Después de un inicio de temporada que más parecía encaminado a perder el título que a poder conservarlo, entre los éxitos de Hamilton y los fiascos de Rosberg, el mundial se ha dado la vuelta, y el campeón ya está con 19 puntos de ventaja sobre su compañero, cuando hace poco estaba 43 por detrás

Mientras Lewis Hamilton está claramente posicionado en el tobogán de subida, Nico Rosberg lo está en el de bajada. Pocas oportunidades tendrá el alemán de volver a disponer de casi 2 carreras de ventaja sobre su compañero de equipo, y muy difícil será que, con 19 puntos de desventaja, Hamilton vuelva a darle la oportunidad de disputarle un título que, hace 5 carreras, parecía claramente decantado a favor del rubio de Mercedes.

Y eso que las dos últimas poles fueron para Rosberg, si bien no fue capaz de aprovechar ninguna de ellas para ganarle la partida a Hamilton. Más bien al contrario. El inglés, que había salido mal prácticamente en todas las ocasiones que tuvo la pole, en las 2 últimas que estuvieron en poder de su compañero de equipo, lo bordó en las salidas, poniéndose 1º, tanto en Hungría como en Alemania, y ganando de calle unas carreras que, prácticamente se decidieron en las salidas o en la primera curva.

Ahora, el peor enemigo de Hamilton es el cambio de motor al que estará obligado, y la consiguiente penalización, algo que todo indica se hará en el próximo Gran Premio, el de Spa, ya que el trazado belga es de los de piloto piloto, y en el que se puede adelantar, de tal forma que, a pesar de la penalización, en Spa sería donde el castigo resultaría más fácil de minimizar, sin descartar, en ningún caso, que Hamilton tuviese que salir 6º o 7º y que, incluso, con una buena estrategia, pudiese hasta luchar por la victoria.

En Alemania, su casa, (aunque vive en Mónaco…), Rosber dilapidó en la salida toda la ventaja que podría significar salir desde la pole, ya que volvió a salir mal y, no solo perdió el primer puesto con Hamilton, sino que fue superado por los Red Bull de Verstappen y Ricciardo que, a la postre, serían los que, aunque en orden inverso, acabarían en el podio a espaldas de Hamilton. En el caso de los Red Bull, y siguiendo órdenes de equipo, Verstappen se “dejó” adelantar por Ricciardo, asegurando un 2-3 y superando con los puntos conseguidos en Alemania a Ferrari en el 2º puesto por escuderías.

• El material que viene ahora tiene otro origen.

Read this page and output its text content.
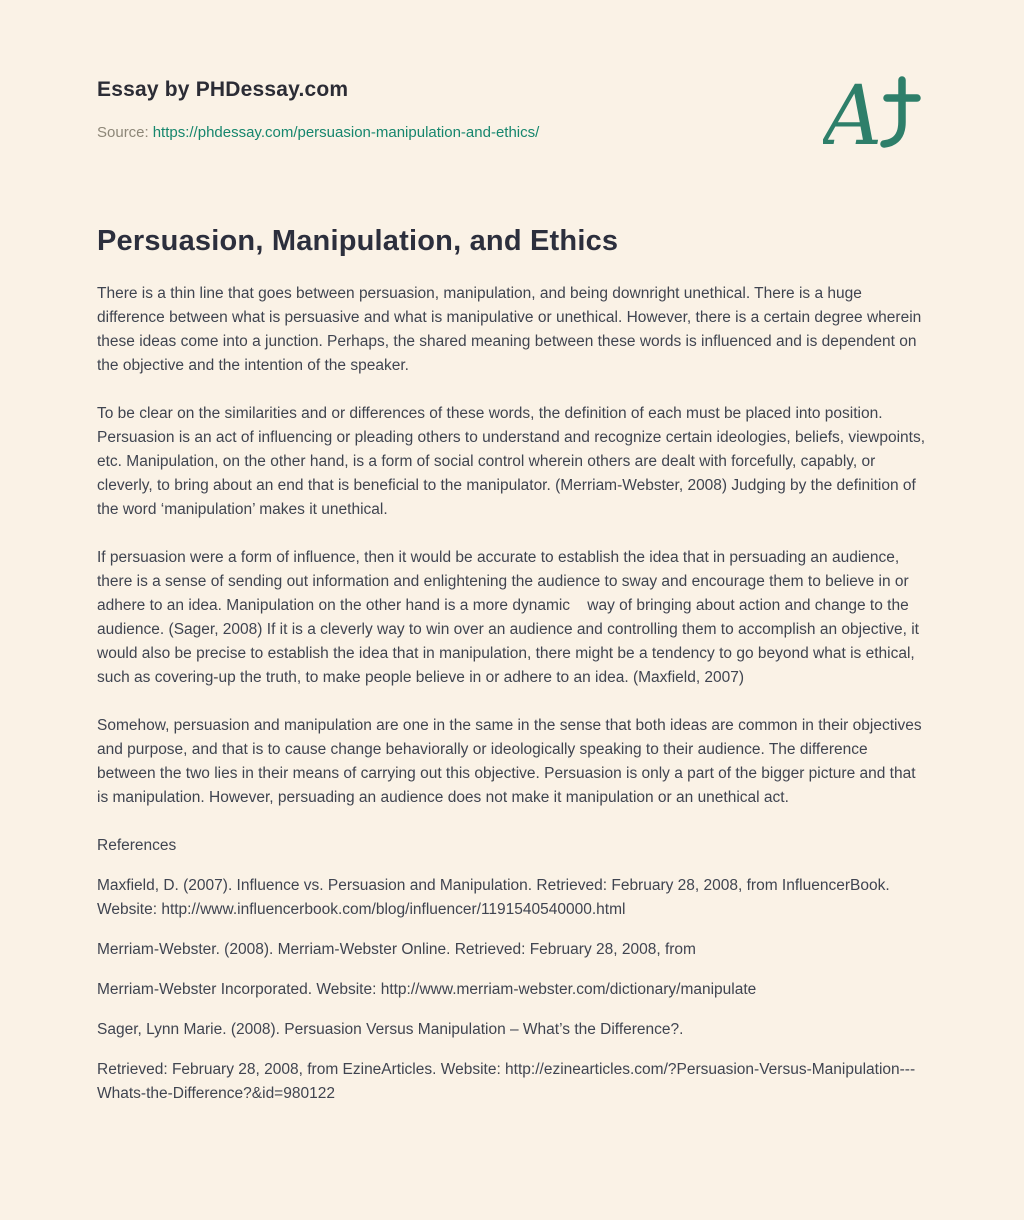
Essay by PHDessay.com
Source: https://phdessay.com/persuasion-manipulation-and-ethics/	A
Persuasion, Manipulation, and Ethics

There is a thin line that goes between persuasion, manipulation, and being downright unethical. There is a huge difference between what is persuasive and what is manipulative or unethical. However, there is a certain degree wherein these ideas come into a junction. Perhaps, the shared meaning between these words is influenced and is dependent on the objective and the intention of the speaker.

To be clear on the similarities and or differences of these words, the definition of each must be placed into position. Persuasion is an act of influencing or pleading others to understand and recognize certain ideologies, beliefs, viewpoints, etc. Manipulation, on the other hand, is a form of social control wherein others are dealt with forcefully, capably, or cleverly, to bring about an end that is beneficial to the manipulator. (Merriam-Webster, 2008) Judging by the definition of the word ‘manipulation’ makes it unethical.

If persuasion were a form of influence, then it would be accurate to establish the idea that in persuading an audience, there is a sense of sending out information and enlightening the audience to sway and encourage them to believe in or adhere to an idea. Manipulation on the other hand is a more dynamic    way of bringing about action and change to the audience. (Sager, 2008) If it is a cleverly way to win over an audience and controlling them to accomplish an objective, it would also be precise to establish the idea that in manipulation, there might be a tendency to go beyond what is ethical, such as covering-up the truth, to make people believe in or adhere to an idea. (Maxfield, 2007)

Somehow, persuasion and manipulation are one in the same in the sense that both ideas are common in their objectives and purpose, and that is to cause change behaviorally or ideologically speaking to their audience. The difference between the two lies in their means of carrying out this objective. Persuasion is only a part of the bigger picture and that is manipulation. However, persuading an audience does not make it manipulation or an unethical act.

References

Maxfield, D. (2007). Influence vs. Persuasion and Manipulation. Retrieved: February 28, 2008, from InfluencerBook. Website: http://www.influencerbook.com/blog/influencer/1191540540000.html

Merriam-Webster. (2008). Merriam-Webster Online. Retrieved: February 28, 2008, from

Merriam-Webster Incorporated. Website: http://www.merriam-webster.com/dictionary/manipulate

Sager, Lynn Marie. (2008). Persuasion Versus Manipulation – What’s the Difference?.

Retrieved: February 28, 2008, from EzineArticles. Website: http://ezinearticles.com/?Persuasion-Versus-Manipulation---Whats-the-Difference?&id=980122
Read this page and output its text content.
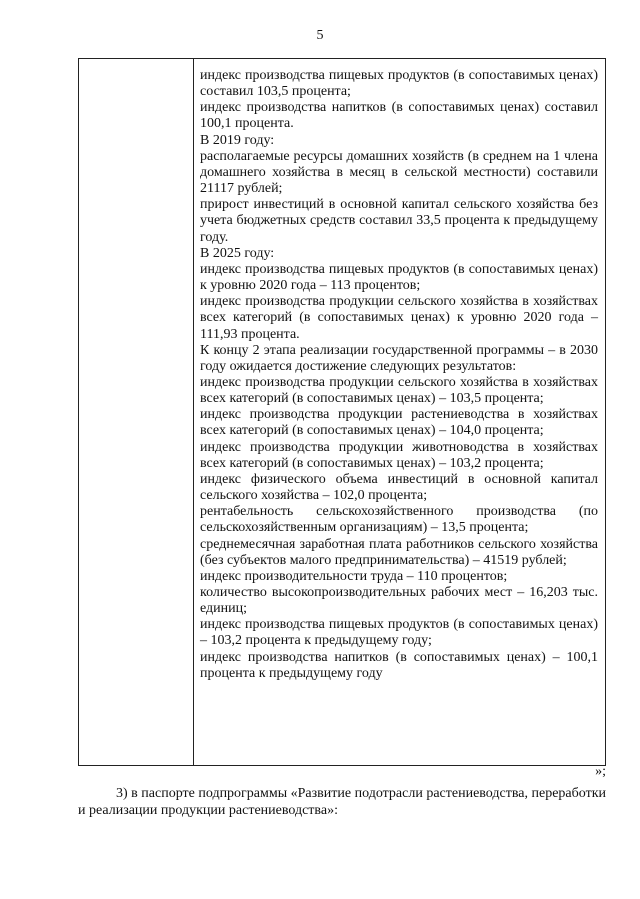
5

индекс производства пищевых продуктов (в сопоставимых ценах) составил 103,5 процента;

индекс производства напитков (в сопоставимых ценах) составил 100,1 процента.

В 2019 году:

располагаемые ресурсы домашних хозяйств (в среднем на 1 члена домашнего хозяйства в месяц в сельской местности) составили 21117 рублей;

прирост инвестиций в основной капитал сельского хозяйства без учета бюджетных средств составил 33,5 процента к предыдущему году.

В 2025 году:

индекс производства пищевых продуктов (в сопоставимых ценах) к уровню 2020 года – 113 процентов;

индекс производства продукции сельского хозяйства в хозяйствах всех категорий (в сопоставимых ценах) к уровню 2020 года – 111,93 процента.

К концу 2 этапа реализации государственной программы – в 2030 году ожидается достижение следующих результатов:

индекс производства продукции сельского хозяйства в хозяйствах всех категорий (в сопоставимых ценах) – 103,5 процента;

индекс производства продукции растениеводства в хозяйствах всех категорий (в сопоставимых ценах) – 104,0 процента;

индекс производства продукции животноводства в хозяйствах всех категорий (в сопоставимых ценах) – 103,2 процента;

индекс физического объема инвестиций в основной капитал сельского хозяйства – 102,0 процента;

рентабельность сельскохозяйственного производства (по сельскохозяйственным организациям) – 13,5 процента;

среднемесячная заработная плата работников сельского хозяйства (без субъектов малого предпринимательства) – 41519 рублей;

индекс производительности труда – 110 процентов;

количество высокопроизводительных рабочих мест – 16,203 тыс. единиц;

индекс производства пищевых продуктов (в сопоставимых ценах) – 103,2 процента к предыдущему году;

индекс производства напитков (в сопоставимых ценах) – 100,1 процента к предыдущему году

»;

3) в паспорте подпрограммы «Развитие подотрасли растениеводства, переработки и реализации продукции растениеводства»:
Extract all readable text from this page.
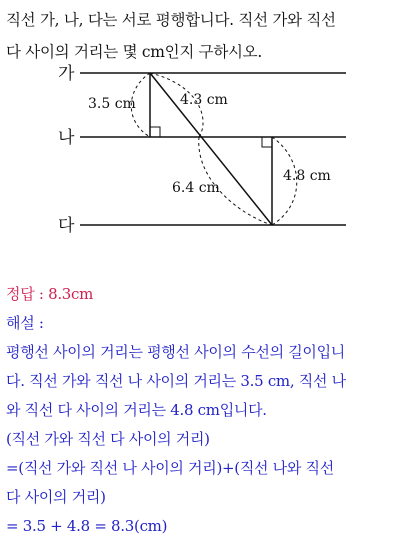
직선 가, 나, 다는 서로 평행합니다. 직선 가와 직선
다 사이의 거리는 몇 cm인지 구하시오.
가
나
다
3.5 cm	4.3 cm
6.4 cm
4.8 cm
정답 : 8.3cm
해설 :
평행선 사이의 거리는 평행선 사이의 수선의 길이입니
다. 직선 가와 직선 나 사이의 거리는 3.5 cm, 직선 나
와 직선 다 사이의 거리는 4.8 cm입니다.
(직선 가와 직선 다 사이의 거리)
=(직선 가와 직선 나 사이의 거리)+(직선 나와 직선
다 사이의 거리)
= 3.5 + 4.8 = 8.3(cm)
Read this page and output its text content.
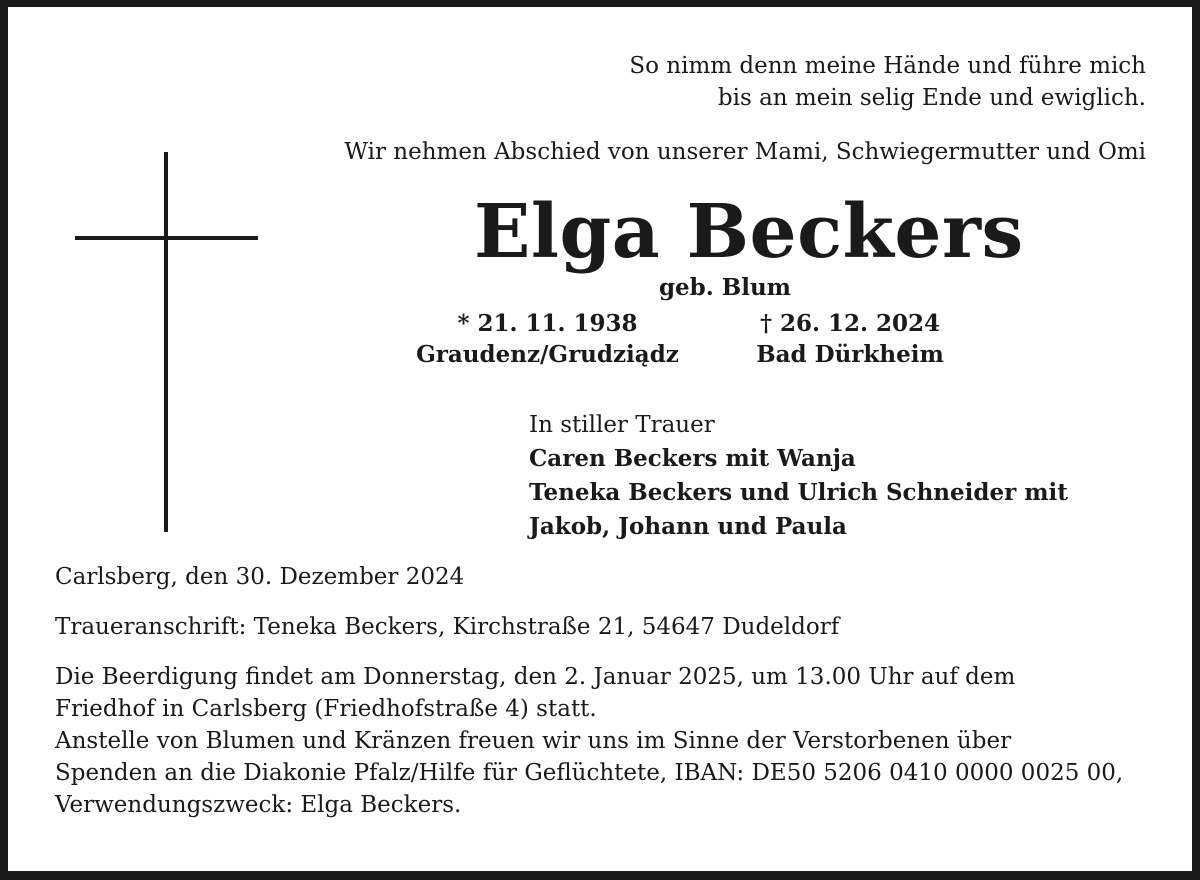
So nimm denn meine Hände und führe mich
bis an mein selig Ende und ewiglich.
Wir nehmen Abschied von unserer Mami, Schwiegermutter und Omi
Elga Beckers
geb. Blum
* 21. 11. 1938
Graudenz/Grudziądz
† 26. 12. 2024
Bad Dürkheim
In stiller Trauer
Caren Beckers mit Wanja
Teneka Beckers und Ulrich Schneider mit
Jakob, Johann und Paula

Carlsberg, den 30. Dezember 2024

Traueranschrift: Teneka Beckers, Kirchstraße 21, 54647 Dudeldorf

Die Beerdigung findet am Donnerstag, den 2. Januar 2025, um 13.00 Uhr auf dem
Friedhof in Carlsberg (Friedhofstraße 4) statt.
Anstelle von Blumen und Kränzen freuen wir uns im Sinne der Verstorbenen über
Spenden an die Diakonie Pfalz/Hilfe für Geflüchtete, IBAN: DE50 5206 0410 0000 0025 00,
Verwendungszweck: Elga Beckers.
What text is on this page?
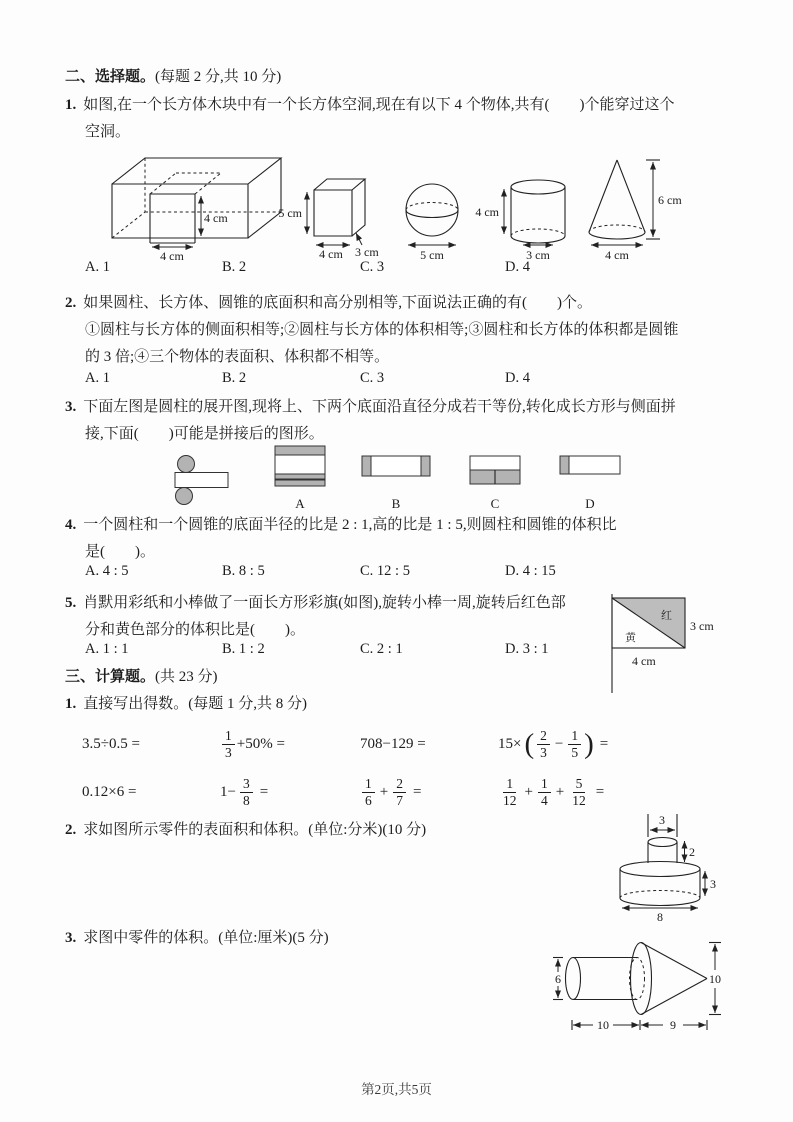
二、选择题。(每题 2 分,共 10 分)
1. 如图,在一个长方体木块中有一个长方体空洞,现在有以下 4 个物体,共有(　　)个能穿过这个
空洞。
4 cm
4 cm
5 cm
4 cm 3 cm	5 cm
4 cm
3 cm
6 cm
4 cm
A. 1	B. 2	C. 3	D. 4
2. 如果圆柱、长方体、圆锥的底面积和高分别相等,下面说法正确的有(　　)个。
①圆柱与长方体的侧面积相等;②圆柱与长方体的体积相等;③圆柱和长方体的体积都是圆锥
的 3 倍;④三个物体的表面积、体积都不相等。
A. 1	B. 2	C. 3	D. 4
3. 下面左图是圆柱的展开图,现将上、下两个底面沿直径分成若干等份,转化成长方形与侧面拼
接,下面(　　)可能是拼接后的图形。
A	B	C	D
4. 一个圆柱和一个圆锥的底面半径的比是 2 : 1,高的比是 1 : 5,则圆柱和圆锥的体积比
是(　　)。
A. 4 : 5	B. 8 : 5	C. 12 : 5	D. 4 : 15
5. 肖默用彩纸和小棒做了一面长方形彩旗(如图),旋转小棒一周,旋转后红色部
分和黄色部分的体积比是(　　)。
A. 1 : 1	B. 1 : 2	C. 2 : 1	D. 3 : 1
红
黄
3 cm
4 cm
三、计算题。(共 23 分)
1. 直接写出得数。(每题 1 分,共 8 分)
3.5÷0.5 =	$\frac{1}{3} +50\%$ =	708−129 =	15× ( $\frac{2}{3} - \frac{1}{5}$ ) =
0.12×6 =	$1- \frac{3}{8}$ =	$\frac{1}{6} + \frac{2}{7}$ =	$\frac{1}{12} + \frac{1}{4} + \frac{5}{12}$ =
2. 求如图所示零件的表面积和体积。(单位:分米)(10 分)
3
2
3
8
3. 求图中零件的体积。(单位:厘米)(5 分)
6	10
10	9
第2页,共5页
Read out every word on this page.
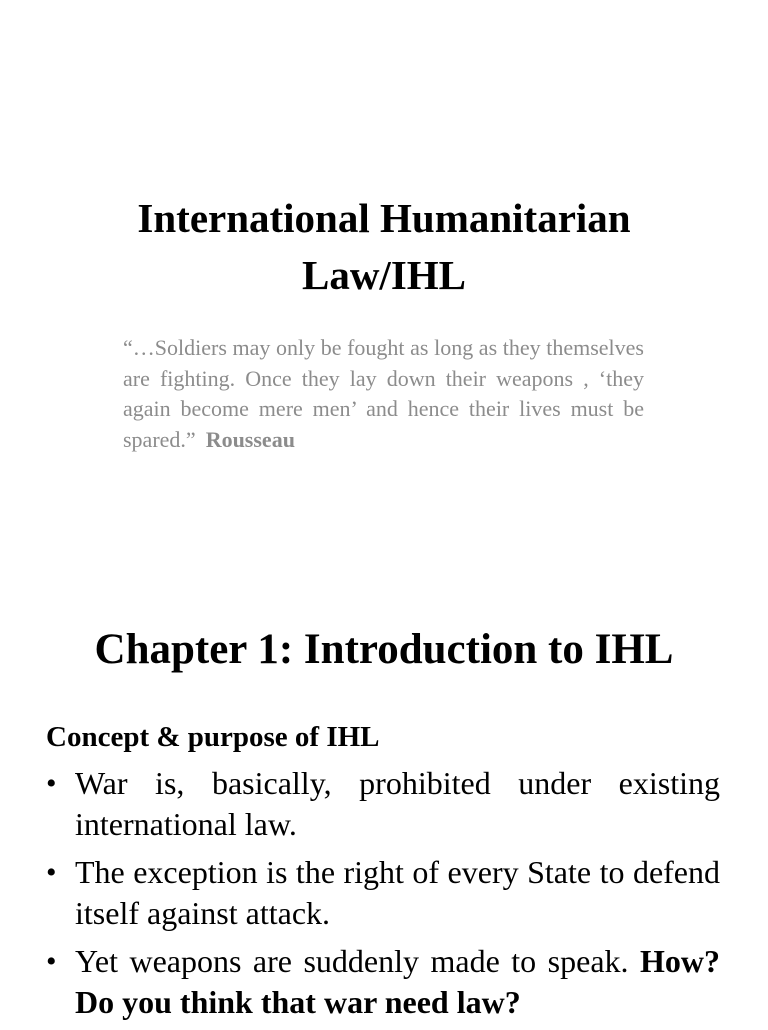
International Humanitarian
Law/IHL

“…Soldiers may only be fought as long as they themselves are fighting. Once they lay down their weapons , ‘they again become mere men’ and hence their lives must be spared.” Rousseau

Chapter 1: Introduction to IHL
Concept & purpose of IHL
• War is, basically, prohibited under existing international law.
• The exception is the right of every State to defend itself against attack.
• Yet weapons are suddenly made to speak. How? Do you think that war need law?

En cuanto a los españoles, y después de los “espejismos” de Hungría, Alonso y Sainz ni siquiera entraron en los puntos, volviendo a ser protagonista el asturiano por un desafortunado comentario por radio con su muro, al que en tono irónico y despectivo les dijo: “No os preocupéis que ya perderé un puesto al entrar a boxes pero lo recuperaré después en la pista”, extendiendo el criterio de que, cuando acaba bien es gracias a su talento, y cuando acaba mal es por culpa de su equipo. Genio y figura.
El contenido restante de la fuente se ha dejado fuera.